Ph D abstract - Per Andersson
Efficient Modelling and Synthesis of Data Intensive
Digital systems are integrated in our environment and have become a
natural part of our every day life. As we rely more on these systems
our expectations on them increases. We expect them to perform new
tasks, communicate and cooperate. The complexity of these systems are
increasing. The increasing complexity and the requirement for
flexibility, which allows the system to adapt and evolve over time,
makes them difficult to design and realise using existing techniques
and tools. This thesis address different problems in the design process
of flexible digital systems.
We present our computational model Image Processing-Data Flow Graphs
(IP-DFG), a computational model tailored for modelling and
implementation of image processing algorithms. IP-DFG is based on Data
Flow Graphs (DFGs), which have been extended with hierarchy and
explicit support for loops. This allows for a natural representation of
image processing tasks.
The computational model IP-DFG have been integrated into our run-time
system IPAPI. IPAPI manages the execution of all image processing
related tasks in our Unmanned Aerial Vehicle (UAV) in the WITAS
project. Combining a Java implementation of IPAPI and a library of
highly optimised implementations of a few key IP-DFG nodes gives high
flexibility and sufficient performance. The flexibility greatly
simplified the process of migrating the functionality from a simulated
system on desktop computers to the on-board system of the UAV.

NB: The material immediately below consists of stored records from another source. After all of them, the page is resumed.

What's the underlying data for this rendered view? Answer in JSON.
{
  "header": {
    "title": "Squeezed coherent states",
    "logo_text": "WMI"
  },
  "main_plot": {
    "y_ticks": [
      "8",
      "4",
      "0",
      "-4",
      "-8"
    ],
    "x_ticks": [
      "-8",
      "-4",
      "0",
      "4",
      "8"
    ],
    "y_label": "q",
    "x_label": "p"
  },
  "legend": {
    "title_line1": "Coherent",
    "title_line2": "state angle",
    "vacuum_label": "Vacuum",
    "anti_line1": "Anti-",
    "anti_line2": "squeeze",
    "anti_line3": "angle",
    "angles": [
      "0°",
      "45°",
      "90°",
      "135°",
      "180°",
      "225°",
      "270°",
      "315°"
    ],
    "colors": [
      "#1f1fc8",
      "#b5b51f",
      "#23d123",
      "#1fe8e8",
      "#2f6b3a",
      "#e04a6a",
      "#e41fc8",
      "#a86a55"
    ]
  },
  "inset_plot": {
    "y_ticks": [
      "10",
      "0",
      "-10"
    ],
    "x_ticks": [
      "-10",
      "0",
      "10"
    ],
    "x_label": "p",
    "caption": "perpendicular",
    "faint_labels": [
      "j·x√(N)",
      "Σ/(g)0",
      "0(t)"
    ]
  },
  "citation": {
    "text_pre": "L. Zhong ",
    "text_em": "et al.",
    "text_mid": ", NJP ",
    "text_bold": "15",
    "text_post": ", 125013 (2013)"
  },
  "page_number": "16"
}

Hardware acceleration have successfully been used to increase the
performance in many applications. We discuss different trade-offs
during the design process of hardware accelerated systems and present
our hardware software interface. We also suggests a design flow for
rapid prototyping of System on Programmable Chips (SoPCs).
One part of the design flow is automatic hardware compilation from
Java. Our hardware compiler takes a new approach to hardware
compilation. The source code is partitioned based on its behaviour and
characteristics. Each partitioned is treated separately, allowing
domain specific optimisations and code generators to be used.
Our work with hardware compilation have been focused on memory
accesses. We use data dependence analysis to detect data reuse. Data to
be reduced are stored in local memories close to the data path. This
drastically reduce the number of accesses to the data being processed,
allowing large data structures to be stored in cost efficient but slow
external memory while still running the data path at full speed.